Евстрат Иванович на Самойлова взглянул, сказал:
— Ты оставь, оставь лямку-то. Побереги себя.
У Самойлова грудь ходила ходуном. Как Григорий Иванович с Кадьяка ушел, надсадился Константин Алексеевич. Надворотную башенку укрепляли в крепостице, и он попал под бревно. Как-то неловко повернулось бревно, поднятое на слегах, он хотел поддержать его, но оно всей тяжестью навалилось на него. Бревно он все-таки удержал — сила у мужика была большая, но вот в груди что-то повредилось, и человек стал хиреть день ото дня. Да и старая лихорадка, было отступившая, вернулась. Как вечер, так жар. Горел огнем мужик. Всегда так: когда худо, одна к другой прибавляются болячки.
Сани вылетели на вершину. Бросили лямки, рукавами армяков вытирая пот. Место и вправду было хорошее. Море распахнулось со скалы до горизонта, а по крутому обрыву пылали красные, прихваченные первыми холодами, кусты талины, белыми искрами вспыхивали над волнами чайки.
Море играло волной под солнцем. То синим отливала волна, то нестерпимого блеска янтарем бросалась в глаза, а то вдруг вспыхивало море текучим лазоревым огнем. И широта, широта неоглядная кружила голову. Отсюда, со скалы высокой, видно было, что не зря мужики лихо приняли на себя.
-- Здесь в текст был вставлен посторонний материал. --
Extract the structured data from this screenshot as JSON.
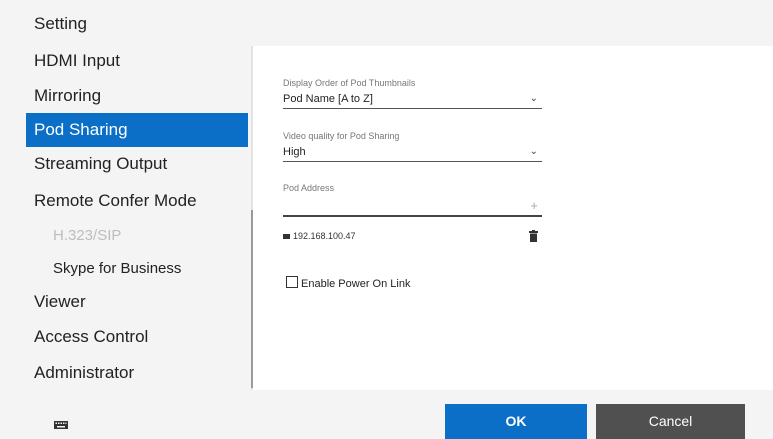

Красота такая, подаренная державе, многого стоила.
Кирка со звоном ударила в скалу.
— Паря, — сказал Устин укоризненно, — ты так долго долбить будешь, — и отнял кирку. — В трещину бей, легче пойдет. — Поплевал в ладоши, размахнулся шибко и ударил со всего плеча. Острие вошло в скалу, как в мягкую землю. Устин отворотил ком и ударил еще раз. — Вот так и ворочай.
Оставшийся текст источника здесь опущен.